Martin Bernhardt Greifswald
NOTWEHR
Der Baum warf
als tödliche Kälte
in sein Geäst drang
seine Blätter auf die Erde
Hier nehmt …
Die Säfte blieben im Stamm
Retter des Lebens für
wärmere Zeit
(1978)
* * *
Je mehr ich die Zeit
nicht wandle
wandelt sie mich
So brechen wir auf
denn was wir alles
verloren ist wenig
das meiste hatten wir nie
Indem wir uns
tragbar werden
werden es nicht unsere Grenzen
Fürchtet euch nicht!
(1982)
Das ist ein Sinn-Spruch, Wahrspruch. Seine Ansprache ist leise, bescheiden, er berichtet. Sein letzter Vers möchte aufärichten. Er ergibt sich folgerichtig aus den anderen. Das So der vierten Zeile beginnt eine Schlußfolgerung aus dem Ultimatum der ersten 3, die folgenden 3 fügen sich, wie die ersten, still aneinander.
Weil die fünfte nicht selbständig steht, sprechen auch die beiden folgenden nicht selbständig, obwohl sie selbständig stehen könnten, sogar mit Ausrufezeichen:
Verloren ist wenig! – Das meiste hatten wir nie!
Für sich allein könnte auch Denn was wir alles selbständig stehn, nämlich abbrechend – der sie spricht, gäbe es auf, über das alles hinweg noch etwas zu erwägen.
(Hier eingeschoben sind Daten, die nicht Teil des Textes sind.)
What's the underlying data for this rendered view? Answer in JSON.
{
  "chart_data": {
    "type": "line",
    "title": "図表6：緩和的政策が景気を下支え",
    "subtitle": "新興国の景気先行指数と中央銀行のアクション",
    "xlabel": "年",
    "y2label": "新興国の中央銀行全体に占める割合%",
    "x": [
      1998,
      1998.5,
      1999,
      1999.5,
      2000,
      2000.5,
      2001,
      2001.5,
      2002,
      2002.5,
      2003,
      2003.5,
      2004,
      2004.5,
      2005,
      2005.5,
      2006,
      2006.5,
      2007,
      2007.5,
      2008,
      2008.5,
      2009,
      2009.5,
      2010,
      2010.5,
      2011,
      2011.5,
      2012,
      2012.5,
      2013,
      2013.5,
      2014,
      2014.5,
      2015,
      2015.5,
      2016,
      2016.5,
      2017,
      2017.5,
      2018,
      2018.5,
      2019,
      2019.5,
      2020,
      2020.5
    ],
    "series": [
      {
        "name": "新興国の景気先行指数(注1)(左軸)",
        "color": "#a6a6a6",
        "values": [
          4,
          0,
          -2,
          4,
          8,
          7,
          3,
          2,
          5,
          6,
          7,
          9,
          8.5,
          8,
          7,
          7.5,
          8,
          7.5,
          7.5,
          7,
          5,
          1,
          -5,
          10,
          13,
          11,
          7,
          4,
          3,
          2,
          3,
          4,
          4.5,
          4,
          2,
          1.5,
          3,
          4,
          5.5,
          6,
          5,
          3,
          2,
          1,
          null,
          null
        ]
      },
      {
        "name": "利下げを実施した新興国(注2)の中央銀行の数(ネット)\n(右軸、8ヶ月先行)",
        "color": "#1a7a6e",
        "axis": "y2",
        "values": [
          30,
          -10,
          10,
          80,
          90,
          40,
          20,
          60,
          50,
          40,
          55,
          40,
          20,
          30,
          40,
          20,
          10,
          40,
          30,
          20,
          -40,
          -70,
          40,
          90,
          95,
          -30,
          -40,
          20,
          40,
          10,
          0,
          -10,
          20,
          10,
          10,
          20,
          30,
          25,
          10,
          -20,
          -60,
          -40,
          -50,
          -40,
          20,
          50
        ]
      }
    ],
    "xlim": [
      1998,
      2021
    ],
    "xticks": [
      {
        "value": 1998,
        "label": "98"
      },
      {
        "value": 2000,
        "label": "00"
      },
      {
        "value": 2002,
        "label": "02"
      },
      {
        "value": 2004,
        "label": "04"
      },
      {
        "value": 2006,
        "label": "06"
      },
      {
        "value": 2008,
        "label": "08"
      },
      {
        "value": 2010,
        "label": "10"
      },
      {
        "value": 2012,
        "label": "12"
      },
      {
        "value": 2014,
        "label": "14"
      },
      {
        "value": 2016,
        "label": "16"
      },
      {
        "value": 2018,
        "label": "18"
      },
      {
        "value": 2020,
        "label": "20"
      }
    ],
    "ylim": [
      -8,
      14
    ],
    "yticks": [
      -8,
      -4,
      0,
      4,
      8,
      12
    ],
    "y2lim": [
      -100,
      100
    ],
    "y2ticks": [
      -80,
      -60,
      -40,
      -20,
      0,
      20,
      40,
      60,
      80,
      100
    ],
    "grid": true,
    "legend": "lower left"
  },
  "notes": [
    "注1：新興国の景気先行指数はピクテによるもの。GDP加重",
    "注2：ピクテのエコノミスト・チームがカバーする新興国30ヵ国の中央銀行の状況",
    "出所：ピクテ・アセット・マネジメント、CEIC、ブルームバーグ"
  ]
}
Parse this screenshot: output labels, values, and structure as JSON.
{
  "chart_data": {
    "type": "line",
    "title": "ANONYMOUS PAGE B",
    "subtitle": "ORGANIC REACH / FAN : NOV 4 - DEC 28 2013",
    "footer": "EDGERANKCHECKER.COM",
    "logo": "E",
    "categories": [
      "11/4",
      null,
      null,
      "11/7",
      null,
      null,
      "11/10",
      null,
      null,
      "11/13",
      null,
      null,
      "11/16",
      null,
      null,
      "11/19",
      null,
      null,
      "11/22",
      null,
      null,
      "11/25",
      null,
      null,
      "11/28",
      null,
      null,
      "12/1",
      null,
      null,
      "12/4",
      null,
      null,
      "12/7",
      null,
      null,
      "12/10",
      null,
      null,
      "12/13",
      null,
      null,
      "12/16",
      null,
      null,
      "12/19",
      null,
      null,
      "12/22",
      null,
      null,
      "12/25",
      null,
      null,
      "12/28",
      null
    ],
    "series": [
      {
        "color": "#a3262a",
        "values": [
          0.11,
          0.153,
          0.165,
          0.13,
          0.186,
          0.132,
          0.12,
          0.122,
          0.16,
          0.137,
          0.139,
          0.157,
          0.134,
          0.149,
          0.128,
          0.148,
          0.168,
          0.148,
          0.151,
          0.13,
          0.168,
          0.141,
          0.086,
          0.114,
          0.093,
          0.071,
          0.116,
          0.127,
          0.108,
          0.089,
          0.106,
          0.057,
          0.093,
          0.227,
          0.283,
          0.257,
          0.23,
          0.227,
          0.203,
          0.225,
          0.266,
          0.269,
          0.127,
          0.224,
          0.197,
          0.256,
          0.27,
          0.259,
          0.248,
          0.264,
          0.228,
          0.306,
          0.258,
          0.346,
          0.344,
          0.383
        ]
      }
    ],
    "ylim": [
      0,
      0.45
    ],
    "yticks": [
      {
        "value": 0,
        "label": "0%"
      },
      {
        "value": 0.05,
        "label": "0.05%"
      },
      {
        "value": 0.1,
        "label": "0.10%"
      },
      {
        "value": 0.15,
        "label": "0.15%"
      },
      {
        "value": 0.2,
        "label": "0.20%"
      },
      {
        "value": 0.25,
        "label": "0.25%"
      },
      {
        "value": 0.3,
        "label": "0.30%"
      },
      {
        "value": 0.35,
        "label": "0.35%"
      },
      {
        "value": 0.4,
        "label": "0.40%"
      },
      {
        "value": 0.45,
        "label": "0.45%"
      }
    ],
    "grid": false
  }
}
Und diese minimale Aufgabe wirkt auch hier nach dem Abbruch, so daß verloren ist wenig eben nicht mit Ausrufezeichen stehen kann.
Die nächsten 3 Zeilen sind klug, wenn gar auch schon weise. Sie setzen zurecht die Vers-ähnliche Unterbrechung als Pause für das Folgen und Besinnen ein.
Der erste Text (NOTWEHR)ist offenkundig nur ein Spruch, der zweite verlangt, etwas näher erörtert zu werden.
Ich fasse diese Betrachtung als Übung auf.
Ich meine, sie hat das ihre geleistet, wenn ich nun ohne weiteres verstehe, wieso die drei folgenden Texte Gedichte sind, obwohl auch sie Zeilen tragen, die ich nicht als Verse anerkenne. (…) Mehr
Biografie Martin Bernhardt im Mail Artists Index:
Martin Bernhardt wurde am 22. Januar 1961 in Greifswald geboren und studierte dort gemeinsam mit Lutz Wohlrab Medizin. Er fotografierte und schrieb Gedichte. 1985 wurde er wegen “Verunglimpfung staatlicher Symbole” zu einer Haftstrafe von fünf Monaten verurteilt und anschließend für drei Jahre vom Studium ausgeschlossen. Mit Mail Art beschäftigte sich Martin Bernhardt seit 1985, später machte er auch Schmalfilme. Zunächst arbeitete er als Hilfskrankenpfleger, später schloß er sein Studium sowie die Facharztausbildung in Neurologie/Psychiatrie in Ueckermünde ab. Dort war er zuletzt Oberarzt in der forensischen Abteilung. Am 24. Oktober 2000 nahm er sich das Leben.